Presente il vice presidente della Fondazione Cassa di Risparmio di Lucca Raffaele Domenici, ente che ha finanziato ed ha creduto fortemente in questa iniziativa.

“La nostra realtà guarda sempre con interesse a questo genere di iniziative che concorrono allo sviluppo del territorio – ha spiegato -. Ascoltando questa conversazione ho apprezzato l’attenzione posta al tema dell’ascolto nel rapporto genitori e figli che tocca la mia sensibilità poiché ho una formazione da pediatra. Siamo molto felici ed orgogliosi che questa manifestazione abbia ottenuto un successo ampiamente meritato”.

“Questo libro – afferma la Gamberale – ha avuto una gestazione diversa dagli altri.  L’ho scritto pensando a me stessa non come madre ma come figlia, pur dovendo fare i conti in termini di spazi emotivi organizzativi con il tempo che dedico a mia figlia Vita.  Questo romanzo parla due lingue, una lingua bambina ed  un’altra, che tutti noi adulti utilizziamo credendoci affrancati stando al mondo come uomini e donne”.

 

Il grembo paterno, titolo già abbastanza eloquente, traccia una linea tematica che connota i rapporti di Adele con l’universo maschile a partire dal rapporto con suo padre Rocco, capostipite di una tipica famiglia degli anni ottanta, attraverso cui sperimenta il complesso edipico, con cui condivide una strana nostalgia delle cose quando non sono ancora successe,  passando per l’uomo di cui si innamora Nicola, un amore difficile che la obbliga a fare i conti con se stessa e la propria storia di figlia e di donna.

 

“La protagonista – sottolinea – è la  rappresentante ideale di una generazione di figli che hanno chiesto ai loro genitori un’attenzione psicologica che per ragioni culturali e di sopravvivenza non sono stati capaci di dare loro.  Nella fattispecie per Adele il cibo diverrà l’unico veicolo comunicativo ed emozionale con i suoi genitori per poi rifiutarlo diventando anoressica. Si tratta di una vera e propria geografia dei sentimenti in cui il lettore è accompagnato nelle viscere sentimentali della sua protagonista e di una generazione intera che sembra eternamente adolescente, pur provenendo da quella precedente che non lo è mai potuta essere”.

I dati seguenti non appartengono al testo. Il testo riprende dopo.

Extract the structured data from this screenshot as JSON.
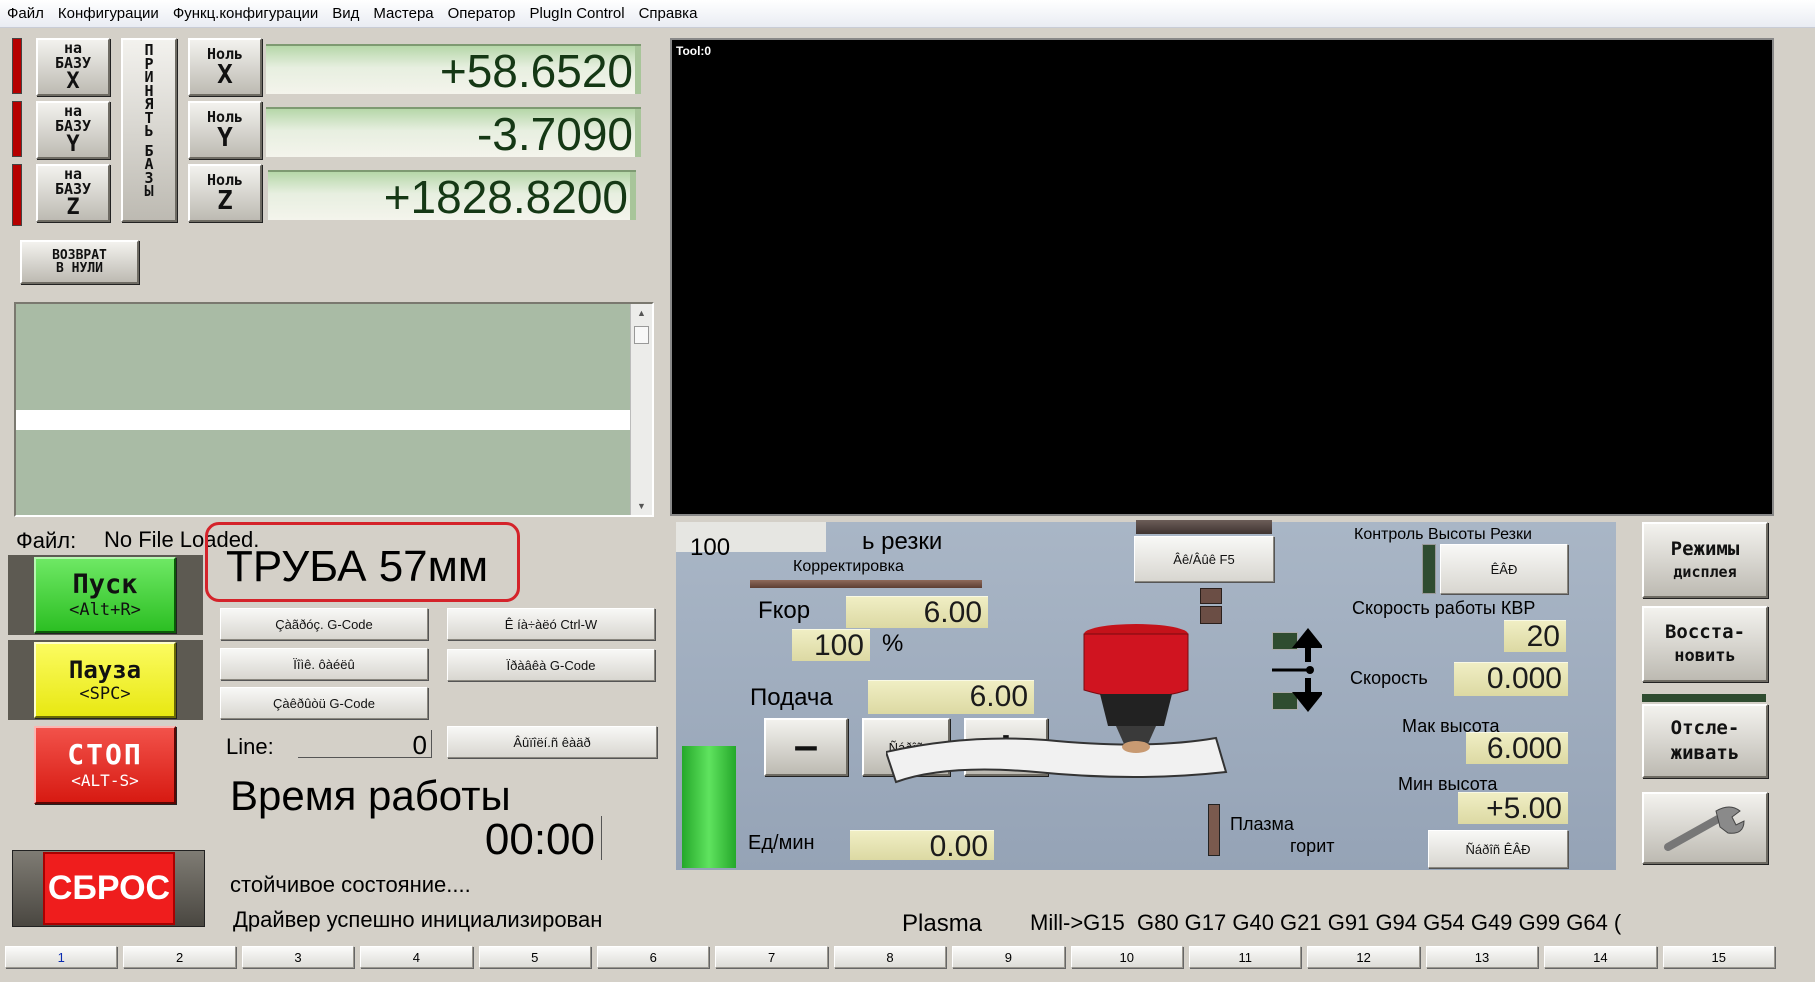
{
  "menu": [
    "Файл",
    "Конфигурации",
    "Функц.конфигурации",
    "Вид",
    "Мастера",
    "Оператор",
    "PlugIn Control",
    "Справка"
  ],
  "axes": [
    {
      "ref_top": "на",
      "ref_mid": "БАЗУ",
      "ref_axis": "X",
      "zero_top": "Ноль",
      "zero_axis": "X",
      "value": "+58.6520"
    },
    {
      "ref_top": "на",
      "ref_mid": "БАЗУ",
      "ref_axis": "Y",
      "zero_top": "Ноль",
      "zero_axis": "Y",
      "value": "-3.7090"
    },
    {
      "ref_top": "на",
      "ref_mid": "БАЗУ",
      "ref_axis": "Z",
      "zero_top": "Ноль",
      "zero_axis": "Z",
      "value": "+1828.8200"
    }
  ],
  "accept_base": [
    "П",
    "Р",
    "И",
    "Н",
    "Я",
    "Т",
    "Ь",
    "",
    "Б",
    "А",
    "З",
    "Ы"
  ],
  "return_zero": {
    "line1": "ВОЗВРАТ",
    "line2": "В НУЛИ"
  },
  "toolpath": {
    "label": "Tool:0"
  },
  "file": {
    "label": "Файл:",
    "value": "No File Loaded."
  },
  "job_name": "ТРУБА 57мм",
  "run": {
    "start": {
      "label": "Пуск",
      "hotkey": "<Alt+R>"
    },
    "pause": {
      "label": "Пауза",
      "hotkey": "<SPC>"
    },
    "stop": {
      "label": "СТОП",
      "hotkey": "<ALT-S>"
    },
    "reset": "СБРОС"
  },
  "gcode_buttons": [
    "Çàãðóç. G-Code",
    "Ê íà÷àëó Ctrl-W",
    "Ïîìê. ôàéëû",
    "Ïðàâêà G-Code",
    "Çàêðûòü G-Code",
    "Âûïîëí.ñ êàäð"
  ],
  "line": {
    "label": "Line:",
    "value": "0"
  },
  "runtime": {
    "label": "Время работы",
    "value": "00:00"
  },
  "status": [
    "стойчивое состояние....",
    "Драйвер успешно инициализирован"
  ],
  "plasma": {
    "speed_title": "ь резки",
    "speed_prefix": "100",
    "correction_label": "Корректировка",
    "fcor_label": "Fкор",
    "fcor_value": "6.00",
    "percent_value": "100",
    "percent_sign": "%",
    "feed_label": "Подача",
    "feed_value": "6.00",
    "minus": "—",
    "reset_btn": "Ñáðîñ",
    "plus": "+",
    "units_label": "Ед/мин",
    "units_value": "0.00",
    "top_btn": "Âê/Âûê F5",
    "thc_title": "Контроль Высоты Резки",
    "thc_btn": "ÊÂÐ",
    "thc_speed_label": "Скорость работы КВР",
    "thc_speed_value": "20",
    "speed_label": "Скорость",
    "speed_value": "0.000",
    "max_label": "Мак высота",
    "max_value": "6.000",
    "min_label": "Мин высота",
    "min_value": "+5.00",
    "plasma_on_1": "Плазма",
    "plasma_on_2": "горит",
    "thc_reset": "Ñáðîñ ÊÂÐ"
  },
  "right_buttons": [
    {
      "l1": "Режимы",
      "l2": "дисплея"
    },
    {
      "l1": "Восста-",
      "l2": "новить"
    },
    {
      "l1": "Отсле-",
      "l2": "живать"
    }
  ],
  "profile": "Plasma",
  "modal_codes": "Mill->G15  G80 G17 G40 G21 G91 G94 G54 G49 G99 G64 (",
  "tabs": [
    "1",
    "2",
    "3",
    "4",
    "5",
    "6",
    "7",
    "8",
    "9",
    "10",
    "11",
    "12",
    "13",
    "14",
    "15"
  ],
  "colors": {
    "start": "#39d22f",
    "pause": "#f2f21e",
    "stop": "#e3231b",
    "reset": "#ef1d1d",
    "dro": "#153815",
    "panel": "#a2b0c2"
  }
}
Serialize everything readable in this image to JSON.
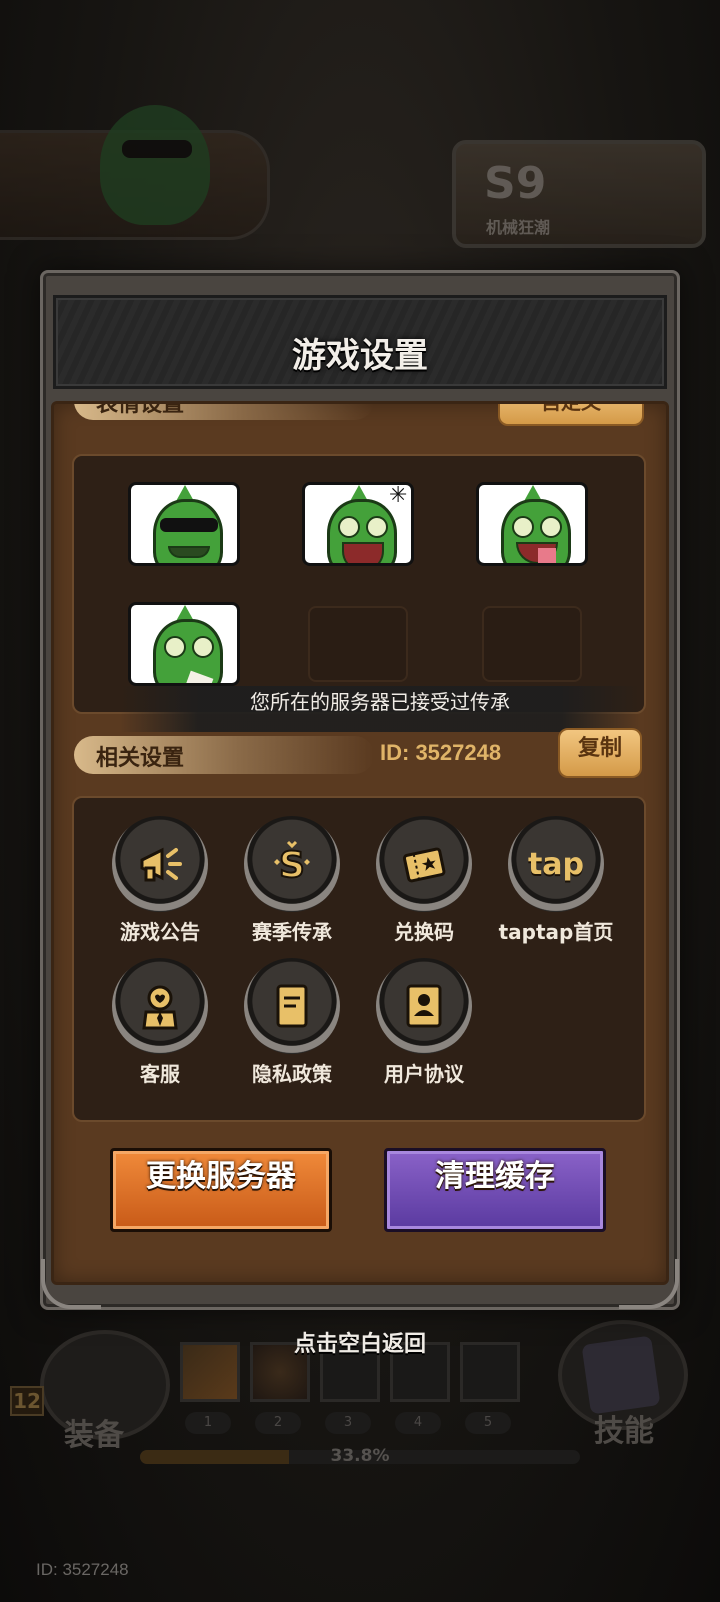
{
  "background": {
    "season": {
      "code": "S9",
      "name": "机械狂潮"
    },
    "bottom_nav": {
      "equipment_label": "装备",
      "skills_label": "技能",
      "level": "12",
      "slot_numbers": [
        "1",
        "2",
        "3",
        "4",
        "5"
      ],
      "xp_percent": "33.8%",
      "xp_fraction": 0.338
    },
    "footer_id": "ID: 3527248"
  },
  "panel": {
    "title": "游戏设置",
    "emoji_section": {
      "label": "表情设置",
      "custom_button": "自定义",
      "slots": [
        "cool-frog",
        "angry-frog",
        "tongue-frog",
        "crying-frog",
        "empty",
        "empty"
      ]
    },
    "toast": "您所在的服务器已接受过传承",
    "related_section": {
      "label": "相关设置",
      "id_text": "ID: 3527248",
      "copy_button": "复制"
    },
    "links": [
      {
        "label": "游戏公告",
        "icon": "megaphone-icon"
      },
      {
        "label": "赛季传承",
        "icon": "season-s-icon"
      },
      {
        "label": "兑换码",
        "icon": "ticket-icon"
      },
      {
        "label": "taptap首页",
        "icon": "tap-icon",
        "icon_text": "tap"
      },
      {
        "label": "客服",
        "icon": "customer-service-icon"
      },
      {
        "label": "隐私政策",
        "icon": "document-icon"
      },
      {
        "label": "用户协议",
        "icon": "user-card-icon"
      }
    ],
    "buttons": {
      "change_server": "更换服务器",
      "clear_cache": "清理缓存"
    }
  },
  "tap_to_return": "点击空白返回",
  "colors": {
    "accent_gold": "#e0b468",
    "orange_button": "#e0742a",
    "purple_button": "#7650b8",
    "panel_brown": "#5a3a20"
  }
}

“Le ossessioni e le difficoltà di Adele con le parole  il cibo e gli uomini – conclude –  sono dimensioni in cui il troppo ed il niente, il pieno ed il vuoto non riescono mai a trovare un equilibrio, ed è senza dubbio questo l’elemento che mi accomuna a lei che forse riuscirà a ritrovare attraverso il rapporto con gli altri, il piacere di vivere mangiare ed essere se stessa”.